Tech giants such as Facebook and Amazon could face tougher rules as EU regulators seek evidence to curb their role as gatekeepers to the internet and access to people, information and services, according to a tender seen by journalists. 

KEY POINTS

  • Journalists at Reuters see an tender for a study looking into practices of the US tech giants
  • The European Commission is worried about the competitive landscape and whether the the US tech giants act as gatekeepers
  • Study will also focus on the usage of data from one market to launch into a new market
  • The EU has a long history of fining US-based tech companies 

The outcome could force Facebook, Google, Amazon and Apple to separate their competing businesses, provide rivals access to their data and open up their standards to them.

The European Commission, which in February said it was considering legislation against large online platforms acting as gatekeepers, has put out a 600,000-euro (approximately $649,800) tender for a study to gather evidence of such gatekeeping power.

The study should look into self-preferencing practices and the possibility of forcing dominant companies to separate their businesses, the tender said, citing Amazon which is both a retailer and a market place operator, and app developer and App Store operator Apple.

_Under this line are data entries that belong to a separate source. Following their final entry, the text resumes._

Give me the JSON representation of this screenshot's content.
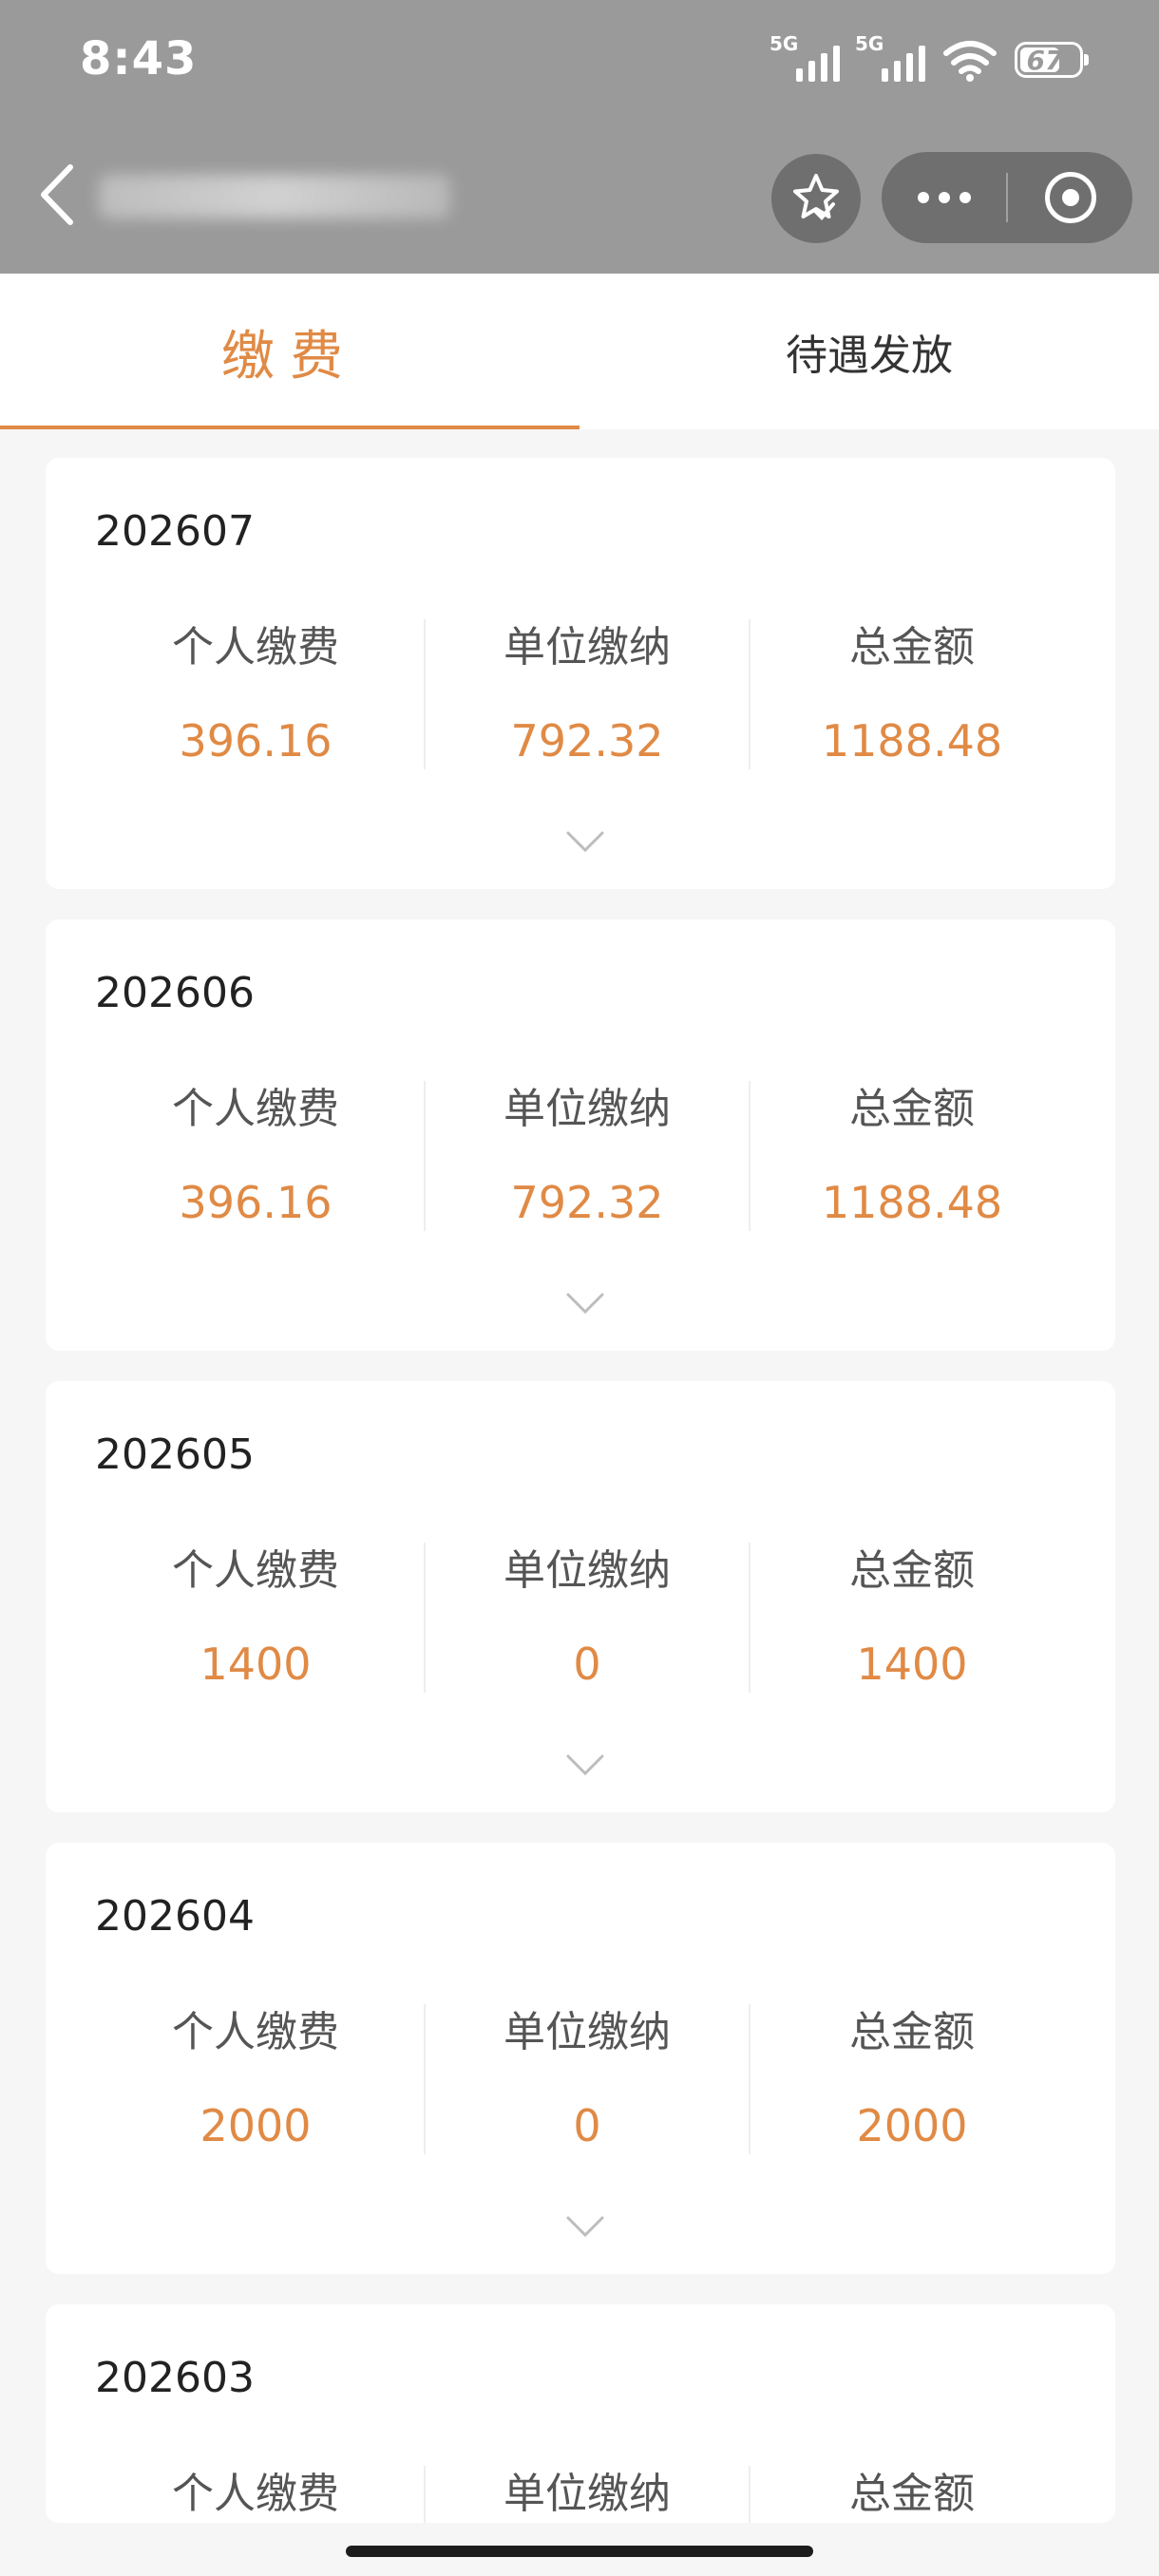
{
  "status_bar": {
    "time": "8:43",
    "sim1": "5G",
    "sim2": "5G",
    "battery": "67"
  },
  "nav": {
    "back_icon": "chevron-left-icon",
    "favorite_icon": "star-icon",
    "more_icon": "more-dots-icon",
    "close_icon": "target-icon"
  },
  "tabs": [
    {
      "label": "缴费",
      "active": true
    },
    {
      "label": "待遇发放",
      "active": false
    }
  ],
  "labels": {
    "personal": "个人缴费",
    "unit": "单位缴纳",
    "total": "总金额"
  },
  "records": [
    {
      "month": "202607",
      "personal": "396.16",
      "unit": "792.32",
      "total": "1188.48"
    },
    {
      "month": "202606",
      "personal": "396.16",
      "unit": "792.32",
      "total": "1188.48"
    },
    {
      "month": "202605",
      "personal": "1400",
      "unit": "0",
      "total": "1400"
    },
    {
      "month": "202604",
      "personal": "2000",
      "unit": "0",
      "total": "2000"
    },
    {
      "month": "202603",
      "personal": "",
      "unit": "",
      "total": ""
    }
  ],
  "colors": {
    "accent": "#e08a45",
    "header_gray": "#9a9a9a",
    "background": "#f6f6f6"
  }
}
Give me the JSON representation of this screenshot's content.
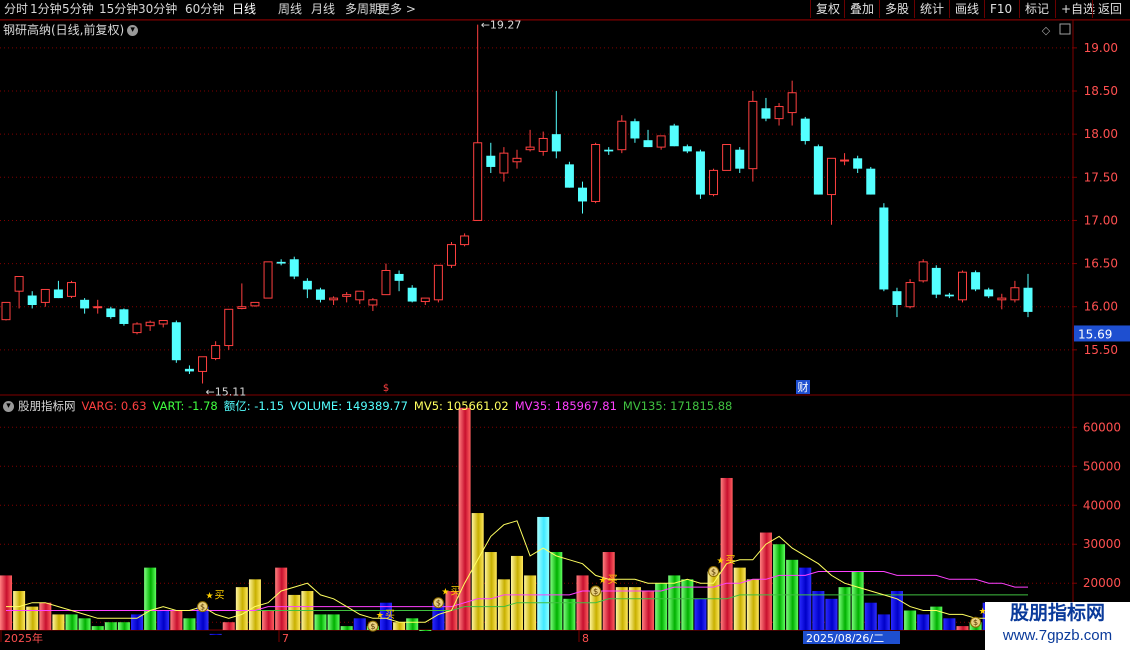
{
  "toolbar": {
    "left": [
      "分时",
      "1分钟",
      "5分钟",
      "15分钟",
      "30分钟",
      "60分钟",
      "日线",
      "周线",
      "月线",
      "多周期",
      "更多 >"
    ],
    "active": "日线",
    "right": [
      "复权",
      "叠加",
      "多股",
      "统计",
      "画线",
      "F10",
      "标记",
      "+自选",
      "返回"
    ]
  },
  "stock_title": "钢研高纳(日线,前复权)",
  "price_axis": {
    "ticks": [
      "19.00",
      "18.50",
      "18.00",
      "17.50",
      "17.00",
      "16.50",
      "16.00",
      "15.50"
    ],
    "current": "15.69",
    "high_label": "19.27",
    "low_label": "15.11"
  },
  "volume_axis": {
    "ticks": [
      "60000",
      "50000",
      "40000",
      "30000",
      "20000",
      "10000"
    ]
  },
  "markers": {
    "dividend": "$",
    "finance": "财"
  },
  "indicator": {
    "name": "股朋指标网",
    "varg": "VARG: 0.63",
    "vart": "VART: -1.78",
    "eyi": "额亿: -1.15",
    "volume": "VOLUME: 149389.77",
    "mv5": "MV5: 105661.02",
    "mv35": "MV35: 185967.81",
    "mv135": "MV135: 171815.88",
    "buy_label": "买"
  },
  "date_axis": {
    "labels": [
      "2025年",
      "7",
      "8"
    ],
    "current_date": "2025/08/26/二"
  },
  "watermark": {
    "line1": "股朋指标网",
    "line2": "www.7gpzb.com"
  },
  "colors": {
    "up": "#ff4040",
    "down": "#54ffff",
    "bg": "#000000",
    "grid": "#800000",
    "mv5": "#ffff60",
    "mv35": "#ff40ff",
    "mv135": "#40c040"
  },
  "chart_data": {
    "type": "candlestick",
    "candles": [
      {
        "o": 15.85,
        "h": 16.05,
        "l": 15.84,
        "c": 16.05
      },
      {
        "o": 16.18,
        "h": 16.35,
        "l": 15.98,
        "c": 16.35
      },
      {
        "o": 16.13,
        "h": 16.18,
        "l": 15.98,
        "c": 16.02
      },
      {
        "o": 16.05,
        "h": 16.2,
        "l": 16.0,
        "c": 16.2
      },
      {
        "o": 16.2,
        "h": 16.3,
        "l": 16.1,
        "c": 16.1
      },
      {
        "o": 16.12,
        "h": 16.3,
        "l": 16.1,
        "c": 16.28
      },
      {
        "o": 16.08,
        "h": 16.1,
        "l": 15.92,
        "c": 15.98
      },
      {
        "o": 16.0,
        "h": 16.08,
        "l": 15.92,
        "c": 16.0
      },
      {
        "o": 15.98,
        "h": 16.0,
        "l": 15.86,
        "c": 15.88
      },
      {
        "o": 15.97,
        "h": 15.98,
        "l": 15.78,
        "c": 15.8
      },
      {
        "o": 15.7,
        "h": 15.82,
        "l": 15.68,
        "c": 15.8
      },
      {
        "o": 15.78,
        "h": 15.84,
        "l": 15.72,
        "c": 15.82
      },
      {
        "o": 15.8,
        "h": 15.84,
        "l": 15.76,
        "c": 15.84
      },
      {
        "o": 15.82,
        "h": 15.84,
        "l": 15.35,
        "c": 15.38
      },
      {
        "o": 15.28,
        "h": 15.32,
        "l": 15.22,
        "c": 15.25
      },
      {
        "o": 15.25,
        "h": 15.42,
        "l": 15.11,
        "c": 15.42
      },
      {
        "o": 15.4,
        "h": 15.6,
        "l": 15.38,
        "c": 15.55
      },
      {
        "o": 15.55,
        "h": 15.97,
        "l": 15.5,
        "c": 15.97
      },
      {
        "o": 15.98,
        "h": 16.27,
        "l": 15.97,
        "c": 16.0
      },
      {
        "o": 16.01,
        "h": 16.05,
        "l": 16.0,
        "c": 16.05
      },
      {
        "o": 16.1,
        "h": 16.52,
        "l": 16.1,
        "c": 16.52
      },
      {
        "o": 16.52,
        "h": 16.55,
        "l": 16.48,
        "c": 16.5
      },
      {
        "o": 16.55,
        "h": 16.58,
        "l": 16.32,
        "c": 16.35
      },
      {
        "o": 16.3,
        "h": 16.33,
        "l": 16.1,
        "c": 16.2
      },
      {
        "o": 16.2,
        "h": 16.22,
        "l": 16.05,
        "c": 16.08
      },
      {
        "o": 16.08,
        "h": 16.12,
        "l": 16.02,
        "c": 16.1
      },
      {
        "o": 16.12,
        "h": 16.17,
        "l": 16.05,
        "c": 16.14
      },
      {
        "o": 16.08,
        "h": 16.18,
        "l": 16.03,
        "c": 16.18
      },
      {
        "o": 16.02,
        "h": 16.1,
        "l": 15.95,
        "c": 16.08
      },
      {
        "o": 16.14,
        "h": 16.5,
        "l": 16.14,
        "c": 16.42
      },
      {
        "o": 16.38,
        "h": 16.42,
        "l": 16.18,
        "c": 16.3
      },
      {
        "o": 16.22,
        "h": 16.25,
        "l": 16.05,
        "c": 16.06
      },
      {
        "o": 16.06,
        "h": 16.1,
        "l": 16.02,
        "c": 16.1
      },
      {
        "o": 16.08,
        "h": 16.48,
        "l": 16.05,
        "c": 16.48
      },
      {
        "o": 16.48,
        "h": 16.75,
        "l": 16.45,
        "c": 16.72
      },
      {
        "o": 16.72,
        "h": 16.85,
        "l": 16.7,
        "c": 16.82
      },
      {
        "o": 17.0,
        "h": 19.27,
        "l": 17.0,
        "c": 17.9
      },
      {
        "o": 17.75,
        "h": 17.9,
        "l": 17.55,
        "c": 17.62
      },
      {
        "o": 17.55,
        "h": 17.85,
        "l": 17.45,
        "c": 17.78
      },
      {
        "o": 17.68,
        "h": 17.82,
        "l": 17.6,
        "c": 17.72
      },
      {
        "o": 17.82,
        "h": 18.05,
        "l": 17.8,
        "c": 17.85
      },
      {
        "o": 17.8,
        "h": 18.03,
        "l": 17.75,
        "c": 17.95
      },
      {
        "o": 18.0,
        "h": 18.5,
        "l": 17.72,
        "c": 17.8
      },
      {
        "o": 17.65,
        "h": 17.68,
        "l": 17.38,
        "c": 17.38
      },
      {
        "o": 17.38,
        "h": 17.45,
        "l": 17.08,
        "c": 17.22
      },
      {
        "o": 17.22,
        "h": 17.9,
        "l": 17.2,
        "c": 17.88
      },
      {
        "o": 17.82,
        "h": 17.85,
        "l": 17.76,
        "c": 17.8
      },
      {
        "o": 17.82,
        "h": 18.22,
        "l": 17.78,
        "c": 18.15
      },
      {
        "o": 18.15,
        "h": 18.18,
        "l": 17.9,
        "c": 17.95
      },
      {
        "o": 17.93,
        "h": 18.05,
        "l": 17.85,
        "c": 17.85
      },
      {
        "o": 17.85,
        "h": 17.98,
        "l": 17.82,
        "c": 17.98
      },
      {
        "o": 18.1,
        "h": 18.12,
        "l": 17.86,
        "c": 17.86
      },
      {
        "o": 17.86,
        "h": 17.88,
        "l": 17.78,
        "c": 17.8
      },
      {
        "o": 17.8,
        "h": 17.82,
        "l": 17.25,
        "c": 17.3
      },
      {
        "o": 17.3,
        "h": 17.6,
        "l": 17.28,
        "c": 17.58
      },
      {
        "o": 17.58,
        "h": 17.88,
        "l": 17.58,
        "c": 17.88
      },
      {
        "o": 17.82,
        "h": 17.85,
        "l": 17.55,
        "c": 17.6
      },
      {
        "o": 17.6,
        "h": 18.5,
        "l": 17.45,
        "c": 18.38
      },
      {
        "o": 18.3,
        "h": 18.42,
        "l": 18.15,
        "c": 18.18
      },
      {
        "o": 18.18,
        "h": 18.36,
        "l": 18.1,
        "c": 18.32
      },
      {
        "o": 18.25,
        "h": 18.62,
        "l": 18.1,
        "c": 18.48
      },
      {
        "o": 18.18,
        "h": 18.2,
        "l": 17.88,
        "c": 17.92
      },
      {
        "o": 17.86,
        "h": 17.88,
        "l": 17.3,
        "c": 17.3
      },
      {
        "o": 17.3,
        "h": 17.72,
        "l": 16.95,
        "c": 17.72
      },
      {
        "o": 17.7,
        "h": 17.78,
        "l": 17.64,
        "c": 17.7
      },
      {
        "o": 17.72,
        "h": 17.75,
        "l": 17.55,
        "c": 17.6
      },
      {
        "o": 17.6,
        "h": 17.62,
        "l": 17.3,
        "c": 17.3
      },
      {
        "o": 17.15,
        "h": 17.2,
        "l": 16.18,
        "c": 16.2
      },
      {
        "o": 16.18,
        "h": 16.22,
        "l": 15.88,
        "c": 16.02
      },
      {
        "o": 16.0,
        "h": 16.32,
        "l": 15.98,
        "c": 16.28
      },
      {
        "o": 16.3,
        "h": 16.55,
        "l": 16.28,
        "c": 16.52
      },
      {
        "o": 16.45,
        "h": 16.48,
        "l": 16.1,
        "c": 16.14
      },
      {
        "o": 16.14,
        "h": 16.16,
        "l": 16.1,
        "c": 16.12
      },
      {
        "o": 16.08,
        "h": 16.42,
        "l": 16.05,
        "c": 16.4
      },
      {
        "o": 16.4,
        "h": 16.42,
        "l": 16.18,
        "c": 16.2
      },
      {
        "o": 16.2,
        "h": 16.22,
        "l": 16.1,
        "c": 16.12
      },
      {
        "o": 16.08,
        "h": 16.15,
        "l": 15.97,
        "c": 16.1
      },
      {
        "o": 16.08,
        "h": 16.3,
        "l": 16.05,
        "c": 16.22
      },
      {
        "o": 16.22,
        "h": 16.38,
        "l": 15.88,
        "c": 15.94
      }
    ],
    "volume": [
      22,
      18,
      14,
      15,
      12,
      12,
      11,
      9,
      10,
      10,
      12,
      24,
      13,
      13,
      11,
      14,
      7,
      10,
      19,
      21,
      13,
      24,
      17,
      18,
      12,
      12,
      9,
      11,
      9,
      15,
      10,
      11,
      8,
      15,
      18,
      65,
      38,
      28,
      21,
      27,
      22,
      37,
      28,
      16,
      22,
      18,
      28,
      19,
      19,
      18,
      20,
      22,
      21,
      16,
      23,
      47,
      24,
      21,
      33,
      30,
      26,
      24,
      18,
      16,
      19,
      23,
      15,
      12,
      18,
      13,
      12,
      14,
      11,
      9,
      10,
      15,
      11,
      9,
      15
    ],
    "mv5": [
      14,
      14,
      15,
      15,
      14,
      13,
      12,
      11,
      11,
      11,
      11,
      13,
      14,
      13,
      13,
      14,
      12,
      11,
      12,
      14,
      15,
      18,
      19,
      20,
      17,
      16,
      14,
      12,
      11,
      11,
      10,
      10,
      10,
      12,
      13,
      20,
      26,
      32,
      35,
      36,
      27,
      29,
      27,
      26,
      25,
      22,
      21,
      21,
      21,
      20,
      20,
      20,
      21,
      20,
      20,
      25,
      26,
      26,
      30,
      32,
      29,
      27,
      25,
      22,
      20,
      19,
      18,
      17,
      16,
      14,
      13,
      13,
      12,
      12,
      11,
      11,
      10,
      10,
      11
    ],
    "mv35": [
      13,
      13,
      13,
      13,
      13,
      13,
      13,
      13,
      13,
      13,
      13,
      13,
      13,
      13,
      13,
      13,
      13,
      13,
      13,
      13,
      14,
      14,
      14,
      14,
      14,
      14,
      14,
      14,
      14,
      14,
      14,
      14,
      14,
      14,
      14,
      15,
      16,
      16,
      17,
      17,
      17,
      17,
      17,
      17,
      18,
      18,
      18,
      18,
      18,
      18,
      18,
      19,
      19,
      19,
      19,
      20,
      20,
      21,
      21,
      22,
      22,
      22,
      23,
      23,
      23,
      23,
      23,
      23,
      22,
      22,
      22,
      22,
      21,
      21,
      21,
      20,
      20,
      19,
      19
    ],
    "mv135": [
      13,
      13,
      13,
      13,
      13,
      13,
      13,
      13,
      13,
      13,
      13,
      13,
      13,
      13,
      13,
      13,
      13,
      13,
      13,
      13,
      13,
      13,
      13,
      13,
      13,
      13,
      13,
      13,
      13,
      13,
      13,
      13,
      13,
      13,
      13,
      14,
      14,
      14,
      14,
      15,
      15,
      15,
      15,
      15,
      15,
      15,
      16,
      16,
      16,
      16,
      16,
      16,
      16,
      16,
      16,
      16,
      17,
      17,
      17,
      17,
      17,
      17,
      17,
      17,
      17,
      17,
      17,
      17,
      17,
      17,
      17,
      17,
      17,
      17,
      17,
      17,
      17,
      17,
      17
    ],
    "vol_colors": [
      "r",
      "y",
      "y",
      "r",
      "y",
      "g",
      "g",
      "g",
      "g",
      "g",
      "b",
      "g",
      "b",
      "r",
      "g",
      "b",
      "b",
      "r",
      "y",
      "y",
      "r",
      "r",
      "y",
      "y",
      "g",
      "g",
      "g",
      "b",
      "g",
      "b",
      "y",
      "g",
      "g",
      "b",
      "r",
      "r",
      "y",
      "y",
      "y",
      "y",
      "y",
      "c",
      "g",
      "g",
      "r",
      "y",
      "r",
      "y",
      "y",
      "r",
      "g",
      "g",
      "g",
      "b",
      "y",
      "r",
      "y",
      "y",
      "r",
      "g",
      "g",
      "b",
      "b",
      "b",
      "g",
      "g",
      "b",
      "b",
      "b",
      "g",
      "b",
      "g",
      "b",
      "r",
      "g",
      "b",
      "b",
      "g",
      "g"
    ],
    "buy_idx": [
      15,
      28,
      33,
      45,
      54,
      74,
      77
    ],
    "ylim": [
      15.0,
      19.3
    ],
    "vol_ylim": [
      8,
      67
    ]
  }
}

“A general, automatic rule could prohibit or restrict any differentiated treatment by those platforms when they are vertically integrated, to separate clearly their roles as organisers of the marketplace and as a competitor on these marketplaces,” the tender document read.

Tech giants with vast troves of data and unwilling to share them with smaller rivals may be required by regulatory measures to offer access on reasonable, standardising and non-discriminatory terms, the document said.

The study should also focus on tech companies’ use of data from one market to expand into other markets, making it difficult for current or new rivals to compete, the paper said, citing the example of Facebook and its WhatsApp unit.

Another area of interest is information asymmetries characterised by social media platforms and search engines amassing vast amounts of data via free services, resulting in users reluctant to switch to a competing company.

Specialist news agency MLex first reported about the tender.

The study’s wide remit is alarming, said Kayvan Hazemi-Jebelli, lawyer for lobbying group Computer and Communications Industry Association (CCIA).

“The powers the Commission is looking into under the proposal would give it wide discretion to protect not just competition, but favoured competitors,” he said.

“Unilaterally departing from the existing global competition law framework in this way would create an uneven playing field, and risks depriving Europeans’ access to beneficial services and functionalities.”

The Commission’s directorate-general for communications and technology expects an interim report in three months and a final report in five months.

The European Union has a history of fining US technology companies under the guise of antitrust and tax. Fines have included $14.8 billion to Apple in 2016 over tax affairs; $5 billion to Google in 2018 over claims relating to smartphone operating systems; Google again, this time for $2.7 billion in 2017 for its search dominance.

Critics of the EU say that it issues these fines on overseas businesses as part of its business model.